The Role of Elected Officials in Procurement

Practices vary across the country on the role that elected officials (i.e., city council, mayor) play in the procurement, award, and contract execution process.  

Roles of elected officials:  For some agencies, the governing body or chief administrator makes all or most award decisions for procurement of goods, services, and construction.  Sometimes, they also are responsible for signing contracts.  The following are some of the negative impacts of these practices:
  • Delays:  Delays on award and execution of contracts while waiting for the council or board to meet.  
  • Politics:  Making procurement a process tainted with political overtones instead of one based on fair and transparent competition.  Sometimes, elected officials end up making decisions that are at variance with best procurement practices in order to please certain constituencies.
From my perspective, the best practice is for governing bodies to establish the budget, but delegate award and contract execution decisions to the executive branch of government, consistent with a delegation of authority matrix and established procedures. 

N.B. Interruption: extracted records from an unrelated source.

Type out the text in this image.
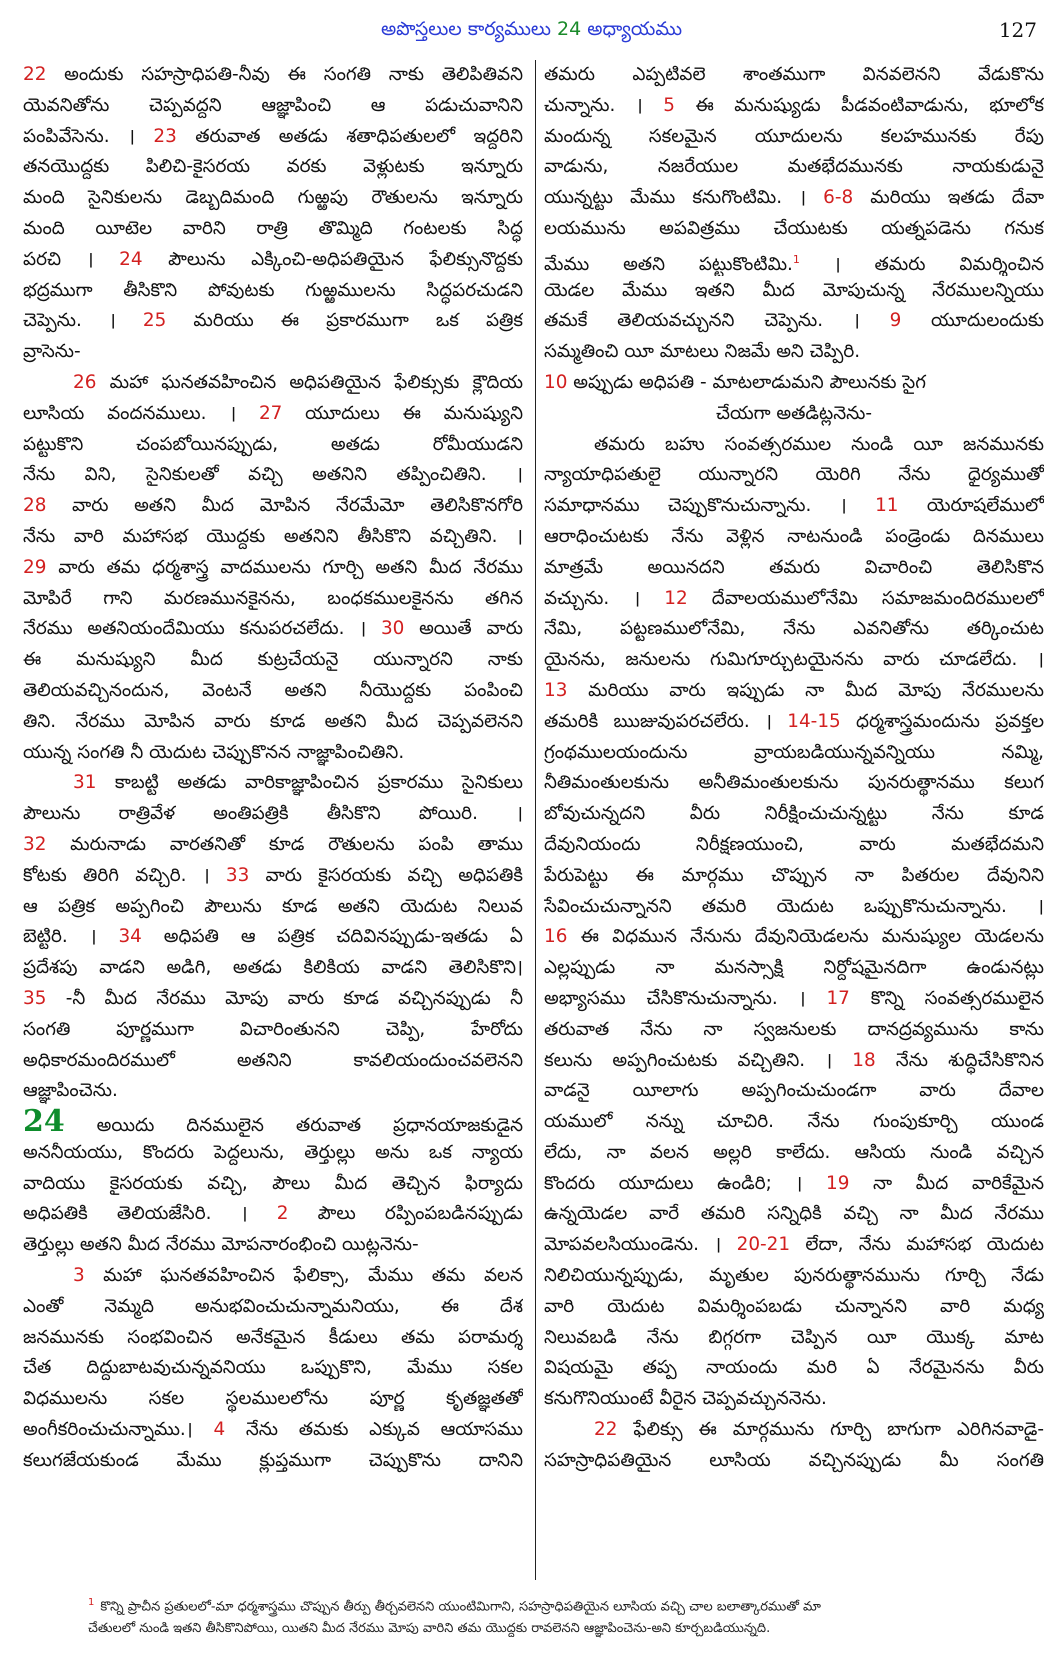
అపొస్తలుల కార్యములు 24 అధ్యాయము	127
22 అందుకు సహస్రాధిపతి-నీవు ఈ సంగతి నాకు తెలిపితివని
యెవనితోను చెప్పవద్దని ఆజ్ఞాపించి ఆ పడుచువానిని
పంపివేసెను. । 23 తరువాత అతడు శతాధిపతులలో ఇద్దరిని
తనయొద్దకు పిలిచి-కైసరయ వరకు వెళ్లుటకు ఇన్నూరు
మంది సైనికులను డెబ్బదిమంది గుఱ్ఱపు రౌతులను ఇన్నూరు
మంది యీటెల వారిని రాత్రి తొమ్మిది గంటలకు సిద్ధ
పరచి । 24 పౌలును ఎక్కించి-అధిపతియైన ఫేలిక్సునొద్దకు
భద్రముగా తీసికొని పోవుటకు గుఱ్ఱములను సిద్ధపరచుడని
చెప్పెను. । 25 మరియు ఈ ప్రకారముగా ఒక పత్రిక
వ్రాసెను-
26 మహా ఘనతవహించిన అధిపతియైన ఫేలిక్సుకు క్లౌదియ
లూసియ వందనములు. । 27 యూదులు ఈ మనుష్యుని
పట్టుకొని చంపబోయినప్పుడు, అతడు రోమీయుడని
నేను విని, సైనికులతో వచ్చి అతనిని తప్పించితిని. ।
28 వారు అతని మీద మోపిన నేరమేమో తెలిసికొనగోరి
నేను వారి మహాసభ యొద్దకు అతనిని తీసికొని వచ్చితిని. ।
29 వారు తమ ధర్మశాస్త్ర వాదములను గూర్చి అతని మీద నేరము
మోపిరే గాని మరణమునకైనను, బంధకములకైనను తగిన
నేరము అతనియందేమియు కనుపరచలేదు. । 30 అయితే వారు
ఈ మనుష్యుని మీద కుట్రచేయనై యున్నారని నాకు
తెలియవచ్చినందున, వెంటనే అతని నీయొద్దకు పంపించి
తిని. నేరము మోపిన వారు కూడ అతని మీద చెప్పవలెనని
యున్న సంగతి నీ యెదుట చెప్పుకొనన నాజ్ఞాపించితిని.
31 కాబట్టి అతడు వారికాజ్ఞాపించిన ప్రకారము సైనికులు
పౌలును రాత్రివేళ అంతిపత్రికి తీసికొని పోయిరి. ।
32 మరునాడు వారతనితో కూడ రౌతులను పంపి తాము
కోటకు తిరిగి వచ్చిరి. । 33 వారు కైసరయకు వచ్చి అధిపతికి
ఆ పత్రిక అప్పగించి పౌలును కూడ అతని యెదుట నిలువ
బెట్టిరి. । 34 అధిపతి ఆ పత్రిక చదివినప్పుడు-ఇతడు ఏ
ప్రదేశపు వాడని అడిగి, అతడు కిలికియ వాడని తెలిసికొని।
35 -నీ మీద నేరము మోపు వారు కూడ వచ్చినప్పుడు నీ
సంగతి పూర్ణముగా విచారింతునని చెప్పి, హేరోదు
అధికారమందిరములో అతనిని కావలియందుంచవలెనని
ఆజ్ఞాపించెను.
24 అయిదు దినములైన తరువాత ప్రధానయాజకుడైన
అననీయయు, కొందరు పెద్దలును, తెర్తుల్లు అను ఒక న్యాయ
వాదియు కైసరయకు వచ్చి, పౌలు మీద తెచ్చిన ఫిర్యాదు
అధిపతికి తెలియజేసిరి. । 2 పౌలు రప్పింపబడినప్పుడు
తెర్తుల్లు అతని మీద నేరము మోపనారంభించి యిట్లనెను-
3 మహా ఘనతవహించిన ఫేలిక్సా, మేము తమ వలన
ఎంతో నెమ్మది అనుభవించుచున్నామనియు, ఈ దేశ
జనమునకు సంభవించిన అనేకమైన కీడులు తమ పరామర్శ
చేత దిద్దుబాటవుచున్నవనియు ఒప్పుకొని, మేము సకల
విధములను సకల స్థలములలోను పూర్ణ కృతజ్ఞతతో
అంగీకరించుచున్నాము.। 4 నేను తమకు ఎక్కువ ఆయాసము
కలుగజేయకుండ మేము క్లుప్తముగా చెప్పుకొను దానిని
తమరు ఎప్పటివలె శాంతముగా వినవలెనని వేడుకొను
చున్నాను. । 5 ఈ మనుష్యుడు పీడవంటివాడును, భూలోక
మందున్న సకలమైన యూదులను కలహమునకు రేపు
వాడును, నజరేయుల మతభేదమునకు నాయకుడునై
యున్నట్టు మేము కనుగొంటిమి. । 6-8 మరియు ఇతడు దేవా
లయమును అపవిత్రము చేయుటకు యత్నపడెను గనుక
మేము అతని పట్టుకొంటిమి.$^1$ । తమరు విమర్శించిన
యెడల మేము ఇతని మీద మోపుచున్న నేరములన్నియు
తమకే తెలియవచ్చునని చెప్పెను. । 9 యూదులందుకు
సమ్మతించి యీ మాటలు నిజమే అని చెప్పిరి.
10 అప్పుడు అధిపతి - మాటలాడుమని పౌలునకు సైగ
చేయగా అతడిట్లనెను-
తమరు బహు సంవత్సరముల నుండి యీ జనమునకు
న్యాయాధిపతులై యున్నారని యెరిగి నేను ధైర్యముతో
సమాధానము చెప్పుకొనుచున్నాను. । 11 యెరూషలేములో
ఆరాధించుటకు నేను వెళ్లిన నాటనుండి పండ్రెండు దినములు
మాత్రమే అయినదని తమరు విచారించి తెలిసికొన
వచ్చును. । 12 దేవాలయములోనేమి సమాజమందిరములలో
నేమి, పట్టణములోనేమి, నేను ఎవనితోను తర్కించుట
యైనను, జనులను గుమిగూర్చుటయైనను వారు చూడలేదు. ।
13 మరియు వారు ఇప్పుడు నా మీద మోపు నేరములను
తమరికి ఋజువుపరచలేరు. । 14-15 ధర్మశాస్త్రమందును ప్రవక్తల
గ్రంథములయందును వ్రాయబడియున్నవన్నియు నమ్మి,
నీతిమంతులకును అనీతిమంతులకును పునరుత్థానము కలుగ
బోవుచున్నదని వీరు నిరీక్షించుచున్నట్టు నేను కూడ
దేవునియందు నిరీక్షణయుంచి, వారు మతభేదమని
పేరుపెట్టు ఈ మార్గము చొప్పున నా పితరుల దేవునిని
సేవించుచున్నానని తమరి యెదుట ఒప్పుకొనుచున్నాను. ।
16 ఈ విధమున నేనును దేవునియెడలను మనుష్యుల యెడలను
ఎల్లప్పుడు నా మనస్సాక్షి నిర్దోషమైనదిగా ఉండునట్లు
అభ్యాసము చేసికొనుచున్నాను. । 17 కొన్ని సంవత్సరములైన
తరువాత నేను నా స్వజనులకు దానద్రవ్యమును కాను
కలును అప్పగించుటకు వచ్చితిని. । 18 నేను శుద్ధిచేసికొనిన
వాడనై యీలాగు అప్పగించుచుండగా వారు దేవాల
యములో నన్ను చూచిరి. నేను గుంపుకూర్చి యుండ
లేదు, నా వలన అల్లరి కాలేదు. ఆసియ నుండి వచ్చిన
కొందరు యూదులు ఉండిరి; । 19 నా మీద వారికేమైన
ఉన్నయెడల వారే తమరి సన్నిధికి వచ్చి నా మీద నేరము
మోపవలసియుండెను. । 20-21 లేదా, నేను మహాసభ యెదుట
నిలిచియున్నప్పుడు, మృతుల పునరుత్థానమును గూర్చి నేడు
వారి యెదుట విమర్శింపబడు చున్నానని వారి మధ్య
నిలువబడి నేను బిగ్గరగా చెప్పిన యీ యొక్క మాట
విషయమై తప్ప నాయందు మరి ఏ నేరమైనను వీరు
కనుగొనియుంటే వీరైన చెప్పవచ్చుననెను.
22 ఫేలిక్సు ఈ మార్గమును గూర్చి బాగుగా ఎరిగినవాడై-
సహస్రాధిపతియైన లూసియ వచ్చినప్పుడు మీ సంగతి
$^1$ కొన్ని ప్రాచీన ప్రతులలో-మా ధర్మశాస్త్రము చొప్పున తీర్పు తీర్చవలెనని యుంటిమిగాని, సహస్రాధిపతియైన లూసియ వచ్చి చాల బలాత్కారముతో మా
చేతులలో నుండి ఇతని తీసికొనిపోయి, యితని మీద నేరము మోపు వారిని తమ యొద్దకు రావలెనని ఆజ్ఞాపించెను-అని కూర్చబడియున్నది.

Ordinances, rules or bid documents?  Should procurement policies and practices be adopted by the governing body or by the executive branch of government?  The governing body's role is to establish high-level policy which is controlled through the budget process.  Actual procurement policies and practices should be handled administratively, with many of the requirements being included in bidding documents.  There are some states and local public agencies where there are detailed laws outlining the procurement process, and many of these are not consistent with best practices.  Embedding such practices in laws and rules limits flexibility for public agencies to make the best decisions on a case-by-case basis. 

What's your philosophy?  How does your agency operate?  It takes a lot of education to help elected officials understand their appropriate role in the procurement process.  Have you begun the conversation within your agency on appropriate roles and responsibilities between the legislative and executive branches of government?